Affascinanti e incredibili aspetti completamente differenti tra loro coesistono in ogni angolo del Paese: mentre lungo le coste dell'Australia troviamo grandi città come Sydney, Brisbane e Melbournedinamiche e modernissime, o cittadine tranquille come Perth, Victoria e Adelaide, nell’entroterra, a poche centinaia di chilometri dalle metropoli, si trova ancora una natura intatta, paesaggi incontaminati e una fauna unica al mondo.

Perché andare in Australia

  • Per entrare in contatto a contatto con una natura possente e con spazi sconfinati, ma anche con spiagge caraibiche e deserti suggestivi
  • Per conoscere la cultura aborigena, le loro tradizioni e lasciarsi stregare dall’imponente bellezza mistica di Ayers Rock, la montagna sacra degli Aborigeni e centro del Red Centre, il deserto rosso australiano
  • Per scoprire il Reef Australiano, la Grande Barriera Corallina che fiancheggia la costa delQueensland per oltre 2000 km
  • Per visitare la vitale e cosmopolita Sydney, la perla dell’Australia, una delle città più vivibili del pianeta
  • Per scoprire la fauna australiana e vedere da vicino gli animali che hanno popolato i racconti dell’infanzia: koala, canguro, dingo e molti altri
  • Per scoprire la verde Tasmania, l’isola più meridionale dell’Australia

"Una scheggia di vita paleolitica arrivata pressoché intatta alle soglie del terzo millennio"
Un mondo magico, misterioso, ancestrale: tutto questo è la cultura aborigena, le cui origini si perdono nel tempo, tra gli eucalipti, gli esili cespugli, la polvere rossastra di questa terra. Sono numerose le testimonianze della cultura aborigena facilmente accessibili, come le pitture rupestri di Ubiru e Nourlangie Rocks, mentre Alice Springs è una vera e propria galleria d'arte a cielo aperto. Per il popolo aborigeno l'arte collega il presente al passato, gli esseri umani al Mondo Soprannaturale, servendosi di dipinti dai colori vividi ed intensi che riproducono l'intrico delle Vie dei Canti. Questi sono gli invisibili sentieri che, secondo la tradizione, percorrono tutta l'Australia, sono segni intangibili cantati e tracciati da quelli che nel credo aborigeno sono gli Esseri Supremi creatori di ogni cosa, gli Esseri del Sogno custoditi in ogni pianta, in ogni pietra, in ogni elemento del bush, la boscaglia patria degli aborigeni. La mistica atmosfera di cui è intrisa la cultura aborigena, rende la scoperta dell'universo dei "nativi" una delle più straordinarie emozioni che l'Australia sa regalare, un viaggio in un passato che vive ancora oggi, in una tradizione così diversa dalla nostra e, forse proprio per questo, così affascinante.

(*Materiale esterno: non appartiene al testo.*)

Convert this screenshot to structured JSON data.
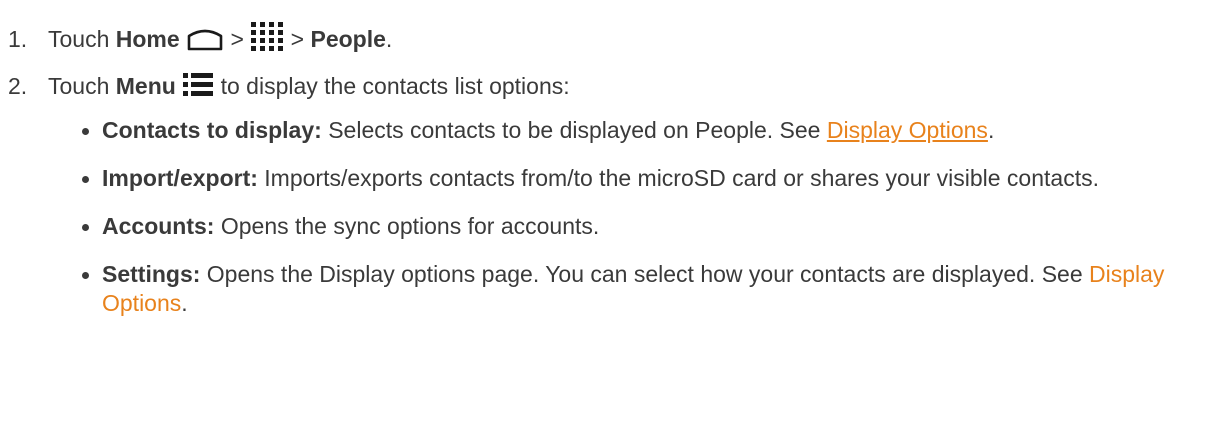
{
  "steps": [
    {
      "number": "1.",
      "text_before": "Touch ",
      "home_label": "Home",
      "sep1": " > ",
      "sep2": " > ",
      "people_label": "People",
      "end": ".",
      "icons": [
        "home-icon",
        "apps-grid-icon"
      ]
    },
    {
      "number": "2.",
      "text_before": "Touch ",
      "menu_label": "Menu",
      "text_after": " to display the contacts list options:",
      "icons": [
        "menu-icon"
      ]
    }
  ],
  "options": [
    {
      "term": "Contacts to display:",
      "desc": " Selects contacts to be displayed on People. See ",
      "link": "Display Options",
      "end": "."
    },
    {
      "term": "Import/export:",
      "desc": " Imports/exports contacts from/to the microSD card or shares your visible contacts."
    },
    {
      "term": "Accounts:",
      "desc": " Opens the sync options for accounts."
    },
    {
      "term": "Settings:",
      "desc": " Opens the Display options page. You can select how your contacts are displayed. See ",
      "link": "Display Options",
      "end": "."
    }
  ],
  "colors": {
    "text": "#3a3a3a",
    "link": "#e8821c"
  }
}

"Cosmopolita e australiana allo stesso tempo, una città incantevole in ogni suo angolo"
Luminosa e vitale, premiata come una delle più affascinanti e vivibili del pianeta, oltre ad essere la più bella e famosa città australiana, Sydney ne rappresenta la quintessenza. Le "vele" dell'Opera House e l'Harbour Bridge, il ponte di ferro che ne collega la parte vecchia con quella nuova, sono icone che l'hanno resa celebre in tutto il mondo. È impossibile non innamorarsi di Sydney. Avviene semplicemente, confondendosi tra i surfisti della mitica Bondi Beach, passeggiando nelle animate vie dello shopping alla moda di George Street, nella zona del centro commerciale Harbourside, tra i negozi di arte aborigena. Oppure lasciando l'architettura ultramoderna del centro per spingersi verso la parte storica, nella zona di Rocks, tra le vie che costeggiano l'insenatura più spettacolare del mondo, dove musicisti e artisti di strada allietano i passanti a caccia di souvenir o di una buona birra australiana.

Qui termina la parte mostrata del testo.